Total Miles: 1016.9
I wasn’t sure what was happening but I was certain that something was wrong with my eyesight. I had barely rubbed the sleep from my eyes before putting in my contact lenses and crawling from my tent when the world began to swing from sharp to blurry and back with each blink. Convincing myself that this was temporary, I started down the trail in a cloud of mosquitoes hoping that my vision wouldn’t fail me at the most inopportune moment. My mind was aflutter compiling a list of possible causes, from the benign to the terrifying, of what was behind the problem. When I finally stopped to rinse my contacts and ask Gazelle if there was anything outwardly strange about my eyes, it was only when I removed the lens from my left eye that I noticed not one but two lenses perched on my fingertip. I had forgotten to remove them last night and had simply put in a fresh pair on top of them. Genius.
In any event, it was a good thing I solved the vision mystery early in the morning since the rest of the day brought plenty worth seeing. The transition in landscape upon leaving Yosemite NP behind yesterday evening was both stark and nearly immediate. Where hulking slabs of granite once loomed, broad slopes of loose volcanic rock had taken their place. The snow strewn and treeless expanses made for some breathtaking views.
As Gazelle and I climbed the long switchbacks we suddenly heard shouting from far above us. Looking up to find the source, we saw Beardoh and Sweet Pea waving their arms. After what had been a long and tiring couple of days, we were thrilled to see them, knowing we had finally caught back up with the group.
It turns out that Proton, XC, and Dreamcatcher had camped even further ahead than they had, so the four of us caught up for a bit during a break and hiked on the rest of the afternoon together. It was wonderful to see them and to catch up on their hike from the last few days that we’d been apart.
Sometimes you find yourself at just the right place for lunch and today that place was a ledge at just below 11,000 feet…
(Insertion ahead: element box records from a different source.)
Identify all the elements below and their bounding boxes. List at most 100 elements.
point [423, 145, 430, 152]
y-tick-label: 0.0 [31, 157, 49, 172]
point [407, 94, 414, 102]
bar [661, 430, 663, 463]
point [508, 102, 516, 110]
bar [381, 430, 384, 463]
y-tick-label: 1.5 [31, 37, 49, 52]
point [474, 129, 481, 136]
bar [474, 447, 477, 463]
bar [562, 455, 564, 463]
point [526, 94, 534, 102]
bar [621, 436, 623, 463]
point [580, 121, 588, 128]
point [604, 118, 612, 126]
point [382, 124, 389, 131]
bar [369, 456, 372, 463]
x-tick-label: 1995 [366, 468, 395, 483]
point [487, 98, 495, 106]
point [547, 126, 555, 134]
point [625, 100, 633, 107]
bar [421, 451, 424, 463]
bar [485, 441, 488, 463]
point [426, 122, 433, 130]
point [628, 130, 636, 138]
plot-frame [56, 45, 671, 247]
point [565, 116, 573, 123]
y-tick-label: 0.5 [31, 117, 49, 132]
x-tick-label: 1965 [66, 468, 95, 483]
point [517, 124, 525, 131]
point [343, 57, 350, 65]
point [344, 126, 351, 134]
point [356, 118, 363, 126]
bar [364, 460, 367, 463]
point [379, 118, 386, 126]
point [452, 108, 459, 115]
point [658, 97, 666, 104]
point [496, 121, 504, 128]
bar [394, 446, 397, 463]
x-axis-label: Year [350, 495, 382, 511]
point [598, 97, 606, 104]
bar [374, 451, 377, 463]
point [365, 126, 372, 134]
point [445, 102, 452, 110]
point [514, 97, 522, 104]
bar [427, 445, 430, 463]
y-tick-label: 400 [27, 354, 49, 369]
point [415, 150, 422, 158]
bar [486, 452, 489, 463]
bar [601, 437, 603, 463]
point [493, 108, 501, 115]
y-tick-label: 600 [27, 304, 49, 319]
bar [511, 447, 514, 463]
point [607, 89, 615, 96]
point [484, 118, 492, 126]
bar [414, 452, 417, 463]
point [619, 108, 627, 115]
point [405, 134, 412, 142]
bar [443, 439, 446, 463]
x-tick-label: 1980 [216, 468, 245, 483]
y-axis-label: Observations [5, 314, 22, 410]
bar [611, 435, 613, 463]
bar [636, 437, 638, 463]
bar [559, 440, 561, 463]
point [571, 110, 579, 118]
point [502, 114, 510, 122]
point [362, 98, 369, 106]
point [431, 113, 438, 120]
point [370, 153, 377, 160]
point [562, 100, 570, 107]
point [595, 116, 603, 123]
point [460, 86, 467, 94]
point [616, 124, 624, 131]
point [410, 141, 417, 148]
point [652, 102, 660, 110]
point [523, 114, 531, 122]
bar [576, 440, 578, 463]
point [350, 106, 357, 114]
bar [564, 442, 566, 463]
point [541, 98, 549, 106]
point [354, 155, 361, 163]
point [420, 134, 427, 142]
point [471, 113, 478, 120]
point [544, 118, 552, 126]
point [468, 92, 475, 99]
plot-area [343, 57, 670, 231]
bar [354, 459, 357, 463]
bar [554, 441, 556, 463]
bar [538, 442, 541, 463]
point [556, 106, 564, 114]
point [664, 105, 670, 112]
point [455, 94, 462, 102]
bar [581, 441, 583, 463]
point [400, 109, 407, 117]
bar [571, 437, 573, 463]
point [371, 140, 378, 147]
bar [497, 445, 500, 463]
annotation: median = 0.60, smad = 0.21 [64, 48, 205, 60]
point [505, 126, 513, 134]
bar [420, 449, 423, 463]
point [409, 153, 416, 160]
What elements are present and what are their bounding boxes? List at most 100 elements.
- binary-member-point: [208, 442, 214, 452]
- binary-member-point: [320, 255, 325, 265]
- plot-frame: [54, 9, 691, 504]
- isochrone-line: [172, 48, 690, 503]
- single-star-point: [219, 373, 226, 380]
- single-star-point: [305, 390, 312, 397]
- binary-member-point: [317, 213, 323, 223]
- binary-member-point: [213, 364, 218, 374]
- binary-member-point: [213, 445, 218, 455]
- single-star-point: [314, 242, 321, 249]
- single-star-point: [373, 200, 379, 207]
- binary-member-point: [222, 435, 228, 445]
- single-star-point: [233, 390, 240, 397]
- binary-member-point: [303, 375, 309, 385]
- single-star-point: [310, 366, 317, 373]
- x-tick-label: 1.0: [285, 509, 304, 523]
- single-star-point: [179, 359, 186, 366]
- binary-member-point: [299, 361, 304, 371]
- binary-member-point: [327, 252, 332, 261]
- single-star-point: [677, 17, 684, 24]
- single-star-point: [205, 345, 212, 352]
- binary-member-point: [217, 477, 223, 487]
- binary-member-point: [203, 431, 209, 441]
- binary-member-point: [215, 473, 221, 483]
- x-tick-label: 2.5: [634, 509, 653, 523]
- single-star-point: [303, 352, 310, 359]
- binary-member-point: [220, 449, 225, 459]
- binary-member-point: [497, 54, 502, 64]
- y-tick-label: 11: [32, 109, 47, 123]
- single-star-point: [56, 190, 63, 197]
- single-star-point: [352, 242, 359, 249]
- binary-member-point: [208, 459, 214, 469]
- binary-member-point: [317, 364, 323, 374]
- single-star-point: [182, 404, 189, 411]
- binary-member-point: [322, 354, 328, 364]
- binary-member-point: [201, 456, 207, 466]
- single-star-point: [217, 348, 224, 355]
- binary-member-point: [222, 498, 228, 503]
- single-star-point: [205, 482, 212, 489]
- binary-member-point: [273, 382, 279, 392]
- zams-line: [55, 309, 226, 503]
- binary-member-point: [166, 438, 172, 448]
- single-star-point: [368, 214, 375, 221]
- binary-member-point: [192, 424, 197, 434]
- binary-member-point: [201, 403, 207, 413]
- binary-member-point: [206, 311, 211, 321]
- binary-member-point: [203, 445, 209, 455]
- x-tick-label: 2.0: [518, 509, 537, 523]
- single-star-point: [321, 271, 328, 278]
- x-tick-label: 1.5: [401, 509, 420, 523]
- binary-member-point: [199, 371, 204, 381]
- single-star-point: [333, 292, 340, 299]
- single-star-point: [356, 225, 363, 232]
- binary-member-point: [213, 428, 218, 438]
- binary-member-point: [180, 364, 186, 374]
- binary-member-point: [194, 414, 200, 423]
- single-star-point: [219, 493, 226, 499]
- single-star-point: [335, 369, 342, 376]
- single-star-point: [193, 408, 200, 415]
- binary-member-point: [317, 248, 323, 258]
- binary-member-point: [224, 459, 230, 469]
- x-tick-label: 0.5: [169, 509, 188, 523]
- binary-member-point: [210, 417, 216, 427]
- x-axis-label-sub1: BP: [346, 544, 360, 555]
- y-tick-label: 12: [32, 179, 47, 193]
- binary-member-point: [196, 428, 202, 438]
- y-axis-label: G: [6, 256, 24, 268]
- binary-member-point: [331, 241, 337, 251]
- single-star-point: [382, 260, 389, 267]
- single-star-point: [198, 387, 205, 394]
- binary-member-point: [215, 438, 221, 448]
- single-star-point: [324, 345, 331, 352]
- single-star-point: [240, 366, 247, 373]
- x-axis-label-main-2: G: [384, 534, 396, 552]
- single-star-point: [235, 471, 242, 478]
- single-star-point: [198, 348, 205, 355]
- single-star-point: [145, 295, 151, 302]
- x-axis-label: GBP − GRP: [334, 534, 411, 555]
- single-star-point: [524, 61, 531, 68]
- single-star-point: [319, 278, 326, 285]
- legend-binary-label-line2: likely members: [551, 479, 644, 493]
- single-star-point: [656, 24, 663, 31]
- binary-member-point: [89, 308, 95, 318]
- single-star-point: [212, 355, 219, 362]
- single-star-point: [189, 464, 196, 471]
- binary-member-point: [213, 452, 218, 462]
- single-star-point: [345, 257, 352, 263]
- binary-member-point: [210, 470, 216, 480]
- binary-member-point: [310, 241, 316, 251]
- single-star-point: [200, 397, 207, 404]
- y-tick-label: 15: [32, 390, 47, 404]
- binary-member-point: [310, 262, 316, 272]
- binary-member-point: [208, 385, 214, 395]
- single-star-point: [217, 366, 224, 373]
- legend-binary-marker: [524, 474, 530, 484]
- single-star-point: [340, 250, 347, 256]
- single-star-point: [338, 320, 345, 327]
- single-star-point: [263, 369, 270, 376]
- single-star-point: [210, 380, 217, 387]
The final descent to Sonora Pass involved a series of glissades that had us all smiling from ear to ear as we sailed down the sun-soaked basin. By the time we reached the pass and found an incredible spread of trail magic awaiting us, we had already begun to hear stories of a number of other hikers who had fallen victim to the dreaded “unplanned glissade.” At the pitch of those slopes, it wasn’t hard to imagine how harrowing such a descent would be when it begins with a surprising slip of a single foot.
Reaching Sonora Pass meant a hitch down the mountain to Kennedy Meadows resort (yes, another Kennedy Meadows) for food, resupply, and most importantly the end of having to carry a bear canister. Saying goodbye to this round, hard-sided, 2-pound albatross was anything but bittersweet. I’d sooner have shed tears for mailing home an actual anchor.
In four short days, we’ll all pull in to South Lake Tahoe for a much anticipated rest stop. With two days off planned and a rented house to spend it in, everyone is excited given the trials of the last four days. More importantly, Emily will be flying down to join in the fun and it wouldn’t be humanly possible for me to be any more excited to see her.